#666
Interviewer: Mrs. Bernice Bowden
Person interviewed: Neely Gray
818 E. Fifteenth, Pine Bluff, Arkansas
Age: 87
“I was born in Virginia. Dr. Jenkins bought my mother from a man named Norman. Brought us here on the boat. I know I was walkin’ and talkin’. I don’t remember about the trip, but I remember they said they had to keep me out from fallin’ in the river. I was too playified to remember anything about it.
“Durin’ the War I was a girl six or seven years old. Big enough to nuss my mother’s next chile, and she was walkin’ and talkin’ ’fore surrender.
“My mother was pushin’ a hundred when she died. I was her oldest chile. Sold with her.

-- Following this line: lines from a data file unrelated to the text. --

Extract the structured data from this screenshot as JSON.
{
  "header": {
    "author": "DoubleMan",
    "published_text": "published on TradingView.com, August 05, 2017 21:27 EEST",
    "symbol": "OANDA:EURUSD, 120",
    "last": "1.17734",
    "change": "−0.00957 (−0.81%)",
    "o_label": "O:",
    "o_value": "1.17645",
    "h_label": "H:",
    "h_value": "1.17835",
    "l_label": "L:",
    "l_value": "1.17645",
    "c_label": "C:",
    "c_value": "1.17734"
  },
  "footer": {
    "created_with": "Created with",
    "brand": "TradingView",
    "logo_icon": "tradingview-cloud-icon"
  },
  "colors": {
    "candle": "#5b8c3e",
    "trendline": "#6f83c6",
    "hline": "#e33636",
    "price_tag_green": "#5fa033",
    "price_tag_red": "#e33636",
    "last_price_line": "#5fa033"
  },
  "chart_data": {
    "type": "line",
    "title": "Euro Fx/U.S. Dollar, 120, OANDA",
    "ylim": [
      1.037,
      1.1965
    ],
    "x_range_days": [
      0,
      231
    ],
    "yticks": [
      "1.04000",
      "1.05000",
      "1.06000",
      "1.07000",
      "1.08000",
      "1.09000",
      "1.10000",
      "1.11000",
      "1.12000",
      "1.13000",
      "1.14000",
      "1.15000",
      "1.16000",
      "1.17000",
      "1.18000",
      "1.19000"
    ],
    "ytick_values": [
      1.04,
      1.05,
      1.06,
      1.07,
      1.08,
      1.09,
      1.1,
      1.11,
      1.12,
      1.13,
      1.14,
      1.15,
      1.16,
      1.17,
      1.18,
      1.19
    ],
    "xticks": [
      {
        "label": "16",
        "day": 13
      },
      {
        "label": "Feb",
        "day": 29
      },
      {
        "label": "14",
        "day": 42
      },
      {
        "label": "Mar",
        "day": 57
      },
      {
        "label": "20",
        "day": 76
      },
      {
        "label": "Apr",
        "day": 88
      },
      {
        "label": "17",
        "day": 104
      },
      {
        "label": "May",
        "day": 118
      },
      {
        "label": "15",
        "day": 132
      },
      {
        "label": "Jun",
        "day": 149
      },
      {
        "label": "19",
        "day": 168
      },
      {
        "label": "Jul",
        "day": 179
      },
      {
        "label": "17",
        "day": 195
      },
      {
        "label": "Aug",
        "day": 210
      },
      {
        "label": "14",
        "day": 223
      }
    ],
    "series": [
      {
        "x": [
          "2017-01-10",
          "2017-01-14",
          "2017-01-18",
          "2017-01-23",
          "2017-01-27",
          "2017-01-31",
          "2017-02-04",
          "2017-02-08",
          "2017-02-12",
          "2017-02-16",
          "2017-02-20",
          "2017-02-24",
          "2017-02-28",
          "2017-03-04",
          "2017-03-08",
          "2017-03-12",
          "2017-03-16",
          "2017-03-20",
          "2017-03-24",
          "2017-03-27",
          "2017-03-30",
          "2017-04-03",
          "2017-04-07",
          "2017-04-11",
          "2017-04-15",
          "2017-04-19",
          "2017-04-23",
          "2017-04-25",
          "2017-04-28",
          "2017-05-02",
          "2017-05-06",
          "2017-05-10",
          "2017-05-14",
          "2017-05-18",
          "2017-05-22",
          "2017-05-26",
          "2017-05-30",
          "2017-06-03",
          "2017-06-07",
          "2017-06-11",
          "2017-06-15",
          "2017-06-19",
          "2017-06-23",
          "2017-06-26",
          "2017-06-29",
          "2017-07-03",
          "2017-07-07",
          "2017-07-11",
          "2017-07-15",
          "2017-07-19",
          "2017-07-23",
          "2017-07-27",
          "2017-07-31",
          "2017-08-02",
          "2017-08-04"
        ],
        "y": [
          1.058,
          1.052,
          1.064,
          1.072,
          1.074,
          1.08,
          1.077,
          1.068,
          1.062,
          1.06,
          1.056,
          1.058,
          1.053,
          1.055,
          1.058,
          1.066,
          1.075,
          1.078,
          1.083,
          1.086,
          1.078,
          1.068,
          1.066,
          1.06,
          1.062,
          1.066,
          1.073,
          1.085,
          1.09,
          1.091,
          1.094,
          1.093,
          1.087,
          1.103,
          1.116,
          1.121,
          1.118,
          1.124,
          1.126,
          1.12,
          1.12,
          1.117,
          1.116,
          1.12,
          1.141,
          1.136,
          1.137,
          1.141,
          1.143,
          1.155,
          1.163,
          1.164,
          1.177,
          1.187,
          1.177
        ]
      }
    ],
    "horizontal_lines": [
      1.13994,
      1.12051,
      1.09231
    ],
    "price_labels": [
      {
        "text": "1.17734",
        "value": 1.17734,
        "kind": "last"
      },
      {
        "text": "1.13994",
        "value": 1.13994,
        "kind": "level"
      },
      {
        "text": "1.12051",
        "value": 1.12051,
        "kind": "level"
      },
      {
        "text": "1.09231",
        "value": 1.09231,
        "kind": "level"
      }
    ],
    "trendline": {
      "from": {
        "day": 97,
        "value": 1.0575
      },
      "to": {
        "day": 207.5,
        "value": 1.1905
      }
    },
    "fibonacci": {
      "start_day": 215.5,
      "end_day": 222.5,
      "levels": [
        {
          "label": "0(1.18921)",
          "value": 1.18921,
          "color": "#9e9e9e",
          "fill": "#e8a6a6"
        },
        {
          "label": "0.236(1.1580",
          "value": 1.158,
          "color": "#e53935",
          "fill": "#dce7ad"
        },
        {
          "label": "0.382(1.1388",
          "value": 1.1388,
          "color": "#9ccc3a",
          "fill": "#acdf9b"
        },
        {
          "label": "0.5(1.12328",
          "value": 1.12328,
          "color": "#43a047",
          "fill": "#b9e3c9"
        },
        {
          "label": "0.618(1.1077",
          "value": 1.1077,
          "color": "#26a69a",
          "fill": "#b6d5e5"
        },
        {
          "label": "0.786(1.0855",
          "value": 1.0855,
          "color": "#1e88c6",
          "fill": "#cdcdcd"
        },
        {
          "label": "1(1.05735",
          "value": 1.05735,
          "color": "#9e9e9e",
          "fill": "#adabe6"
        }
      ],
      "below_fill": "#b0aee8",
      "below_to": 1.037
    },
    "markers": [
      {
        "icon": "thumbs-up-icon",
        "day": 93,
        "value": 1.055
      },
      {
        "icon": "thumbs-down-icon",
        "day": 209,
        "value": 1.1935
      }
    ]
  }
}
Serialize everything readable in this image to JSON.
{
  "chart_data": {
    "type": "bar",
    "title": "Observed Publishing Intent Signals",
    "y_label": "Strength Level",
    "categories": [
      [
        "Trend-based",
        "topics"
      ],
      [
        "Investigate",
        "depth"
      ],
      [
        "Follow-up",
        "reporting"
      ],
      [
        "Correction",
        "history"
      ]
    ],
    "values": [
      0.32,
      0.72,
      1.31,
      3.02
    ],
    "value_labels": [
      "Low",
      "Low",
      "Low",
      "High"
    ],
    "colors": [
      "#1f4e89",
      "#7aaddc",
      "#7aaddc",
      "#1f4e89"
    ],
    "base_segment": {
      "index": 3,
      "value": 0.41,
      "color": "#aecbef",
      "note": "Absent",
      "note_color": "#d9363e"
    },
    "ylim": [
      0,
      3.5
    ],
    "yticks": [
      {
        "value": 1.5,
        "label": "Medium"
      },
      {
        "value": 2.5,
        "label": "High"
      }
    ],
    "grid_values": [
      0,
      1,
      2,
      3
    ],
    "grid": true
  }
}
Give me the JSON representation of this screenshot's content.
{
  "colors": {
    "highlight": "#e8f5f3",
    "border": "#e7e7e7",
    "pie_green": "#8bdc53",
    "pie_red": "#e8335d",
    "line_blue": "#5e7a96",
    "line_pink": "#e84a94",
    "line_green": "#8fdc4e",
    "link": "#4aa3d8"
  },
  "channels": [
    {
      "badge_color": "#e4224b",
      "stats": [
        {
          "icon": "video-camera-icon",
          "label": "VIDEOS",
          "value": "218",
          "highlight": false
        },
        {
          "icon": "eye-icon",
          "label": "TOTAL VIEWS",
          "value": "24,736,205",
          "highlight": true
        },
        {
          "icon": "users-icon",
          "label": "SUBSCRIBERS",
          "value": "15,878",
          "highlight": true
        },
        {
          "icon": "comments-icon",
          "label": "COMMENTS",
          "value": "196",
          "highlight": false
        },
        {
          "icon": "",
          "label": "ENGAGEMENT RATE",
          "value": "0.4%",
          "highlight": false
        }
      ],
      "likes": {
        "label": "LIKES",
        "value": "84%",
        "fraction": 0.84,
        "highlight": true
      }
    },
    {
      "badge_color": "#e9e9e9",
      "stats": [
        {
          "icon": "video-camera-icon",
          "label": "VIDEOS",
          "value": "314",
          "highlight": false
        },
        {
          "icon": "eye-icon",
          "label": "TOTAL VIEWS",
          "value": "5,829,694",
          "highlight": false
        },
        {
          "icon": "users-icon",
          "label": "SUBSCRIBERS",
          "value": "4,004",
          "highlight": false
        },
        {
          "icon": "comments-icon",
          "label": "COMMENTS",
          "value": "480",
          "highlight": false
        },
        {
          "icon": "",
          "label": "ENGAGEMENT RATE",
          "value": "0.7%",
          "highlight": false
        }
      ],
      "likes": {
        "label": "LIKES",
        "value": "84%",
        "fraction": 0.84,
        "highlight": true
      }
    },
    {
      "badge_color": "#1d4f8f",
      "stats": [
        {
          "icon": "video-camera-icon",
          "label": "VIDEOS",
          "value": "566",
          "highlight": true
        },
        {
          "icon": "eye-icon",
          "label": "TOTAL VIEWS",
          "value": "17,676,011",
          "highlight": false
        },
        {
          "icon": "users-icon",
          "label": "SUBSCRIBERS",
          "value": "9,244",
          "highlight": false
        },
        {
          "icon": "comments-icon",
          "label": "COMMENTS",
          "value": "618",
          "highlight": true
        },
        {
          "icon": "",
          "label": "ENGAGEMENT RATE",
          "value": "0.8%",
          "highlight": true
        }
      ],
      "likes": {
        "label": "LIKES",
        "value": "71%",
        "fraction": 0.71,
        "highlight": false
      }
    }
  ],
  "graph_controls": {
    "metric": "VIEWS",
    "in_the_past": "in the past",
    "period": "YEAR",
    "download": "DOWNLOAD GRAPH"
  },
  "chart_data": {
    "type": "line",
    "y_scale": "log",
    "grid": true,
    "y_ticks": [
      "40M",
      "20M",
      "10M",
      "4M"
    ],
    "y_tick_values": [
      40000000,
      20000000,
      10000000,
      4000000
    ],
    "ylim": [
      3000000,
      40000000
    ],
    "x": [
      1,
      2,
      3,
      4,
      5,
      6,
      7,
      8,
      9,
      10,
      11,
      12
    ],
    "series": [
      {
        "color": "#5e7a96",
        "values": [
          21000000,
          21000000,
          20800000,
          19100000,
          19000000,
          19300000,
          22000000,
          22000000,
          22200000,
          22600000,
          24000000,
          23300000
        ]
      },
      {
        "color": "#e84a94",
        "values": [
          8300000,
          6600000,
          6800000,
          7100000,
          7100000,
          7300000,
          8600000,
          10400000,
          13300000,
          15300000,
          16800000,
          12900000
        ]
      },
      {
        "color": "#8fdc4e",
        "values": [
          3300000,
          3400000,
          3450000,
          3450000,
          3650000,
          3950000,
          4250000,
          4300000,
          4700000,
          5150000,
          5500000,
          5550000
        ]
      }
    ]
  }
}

“Dr. Jenkins had three women and all of ’em had girls. Raised up in the house. Dr. Jenkins said, ‘Doggone it, I want my darkies right back of my chair.’ He never did ’buse his colored folks. He was a ’cepted (exceptional) man—so different. I never saw the inside of the quarters.
“Dr. Jenkins’ house wasn’t far from the river. You could hear the boats goin’ up and down all night.
“I was scared of the Yankees ’cause they always p’inted a gun at me to see me run. They’d come in the yard and take anything they wanted, too.
“After surrender mama went and cooked for a man named Hardin.